Im Rahmen meiner Abschlussarbeit habe ich mich damit beschäftigt den Code des Konfigurationsmanagementsystems Puppet automatisiert auf unsichere Praktiken zu analysieren. Herausgekommen ist ein puppet-lint Plugin zur Prüfung von Puppetcode aus mögliche Sicherheitsrisiken.
Das Plugin steht auf rubygems.org zur Verfügung. Der Quellcode ist auf Github verfügbar. Die eingebauten Sicherheitschecks sind als Basis zu verstehen und sollten auf die eigenen Bedürfnisse angepasst werden. Gerne können und sollten weitere Checks eingebaut werden.
Nun noch ein paar Hintergrundinfos.
Statische Codeanalyse
Im Bereich des Betriebes von Serversystemen, insbesondere im Linux / Unix Umfeld, werden Tools für das Konfigurationsmanagement, wie z.B. Puppet, CFEngine oder Chef eingesetzt. Hierdurch erfolgt die Konfiguration und Bereitstellung von Rechnerkapazitäten nicht mehr manuell, sondern automatisiert und reproduzierbar auf einer Vielzahl von Systemen in gleicher Qualität. Der Administrator schreibt hierzu Regeln, die der Programmierung in einer Programmiersprache ähneln (Stichwort “DevOps”), und rollt diese auf Serversysteme aus.
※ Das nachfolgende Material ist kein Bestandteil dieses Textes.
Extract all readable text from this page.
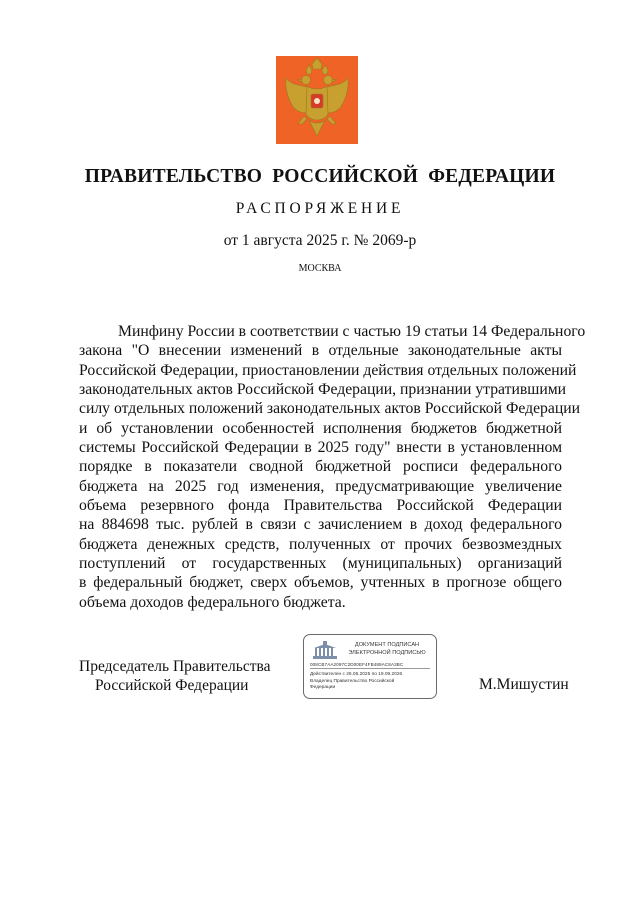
ПРАВИТЕЛЬСТВО  РОССИЙСКОЙ  ФЕДЕРАЦИИ
РАСПОРЯЖЕНИЕ
от 1 августа 2025 г. № 2069-р
МОСКВА
Минфину России в соответствии с частью 19 статьи 14 Федерального
закона "О внесении изменений в отдельные законодательные акты
Российской Федерации, приостановлении действия отдельных положений
законодательных актов Российской Федерации, признании утратившими
силу отдельных положений законодательных актов Российской Федерации
и об установлении особенностей исполнения бюджетов бюджетной
системы Российской Федерации в 2025 году" внести в установленном
порядке в показатели сводной бюджетной росписи федерального
бюджета на 2025 год изменения, предусматривающие увеличение
объема резервного фонда Правительства Российской Федерации
на 884698 тыс. рублей в связи с зачислением в доход федерального
бюджета денежных средств, полученных от прочих безвозмездных
поступлений от государственных (муниципальных) организаций
в федеральный бюджет, сверх объемов, учтенных в прогнозе общего
объема доходов федерального бюджета.
Председатель Правительства
Российской Федерации	М.Мишустин
ДОКУМЕНТ ПОДПИСАН
ЭЛЕКТРОННОЙ ПОДПИСЬЮ
008CB7AA2097C2D00EF4FB489AC8A3BC
Действителен с 26.06.2025 по 19.09.2026
Владелец Правительство Российской
Федерации
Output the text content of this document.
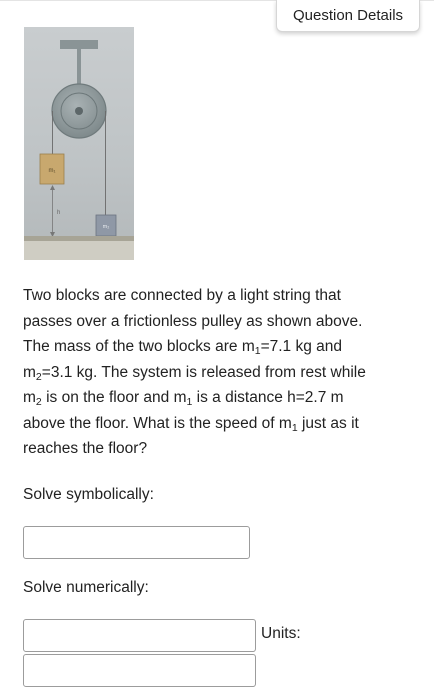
Question Details
m₁
h
m₂

Two blocks are connected by a light string that
passes over a frictionless pulley as shown above.
The mass of the two blocks are $m_1=7.1$ kg and
$m_2=3.1$ kg. The system is released from rest while
$m_2$ is on the floor and $m_1$ is a distance h=2.7 m
above the floor. What is the speed of $m_1$ just as it
reaches the floor?

Solve symbolically:
Solve numerically:
Units:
Es ist im Zuge der massiven Nutzung von Software im Internet und der damit verbundenen Angriffsfläche, essentiell auf Sicherheit bereits beim Schreiben von Code zu achten. In der klassischen Softwareentwicklung sind hierzu bereits Methoden etabliert, die einen Großteil von Sicherheitsproblemen von Anfang an vermeiden, indem z.B. bereits während der Konzeption auf eine sichere Softwarearchitektur geachtet wird. In modernen Entwicklungspipelines, wie z.B. Jenkins, können Quality Gates eingebaut werden, um Unzulänglichkeiten in der Software zu erkennen und den produktiven Einsatz von fehlerhaften Code in diesem Fall zu vermeiden. Sourcecode kann automatisiert anhand von Regelsätzen analysiert werden. Entspricht der Code nicht den geforderten Kriterien, wird dieser abgewiesen. Ähnliche Sicherheitsrisiken bestehen auch bei der Entwicklung von Systemumgebungen in Konfigurationsmanagementsystemen.
puppet-lint
Für die automatisierte Codeanalyse von Puppet bietet puppet-lint eine gute Basis und eine API-Schnittstelle für die Entwicklung eigener Plugins. Die API die puppet-lint für die Entwicklung eigener Plugins zur Verfügung stellt, bietet verschiedene Methoden und Objekte, die den Zugriff auf die einzelnen Elemente von Puppet-Code erleichtern. Ein neues Plugin wird als Subklasse der Klasse “PuppetLint::CheckPlugin” erzeugt und erbt somit einige Methoden, die im Folgen- den kurz beschrieben werden. Die Logik für den Check selbst muss in einer Methode “check” entwickelt werden. Diese wird von puppet-lint bei der Prüfung des Codes ausgeführt und erzeugt entsprechende Warnungen oder Fehler. Optional kann auch eine Methode “fix” zur Verfügung gestellt werden, die, falls möglich, die Probleme im Sourcecode behebt.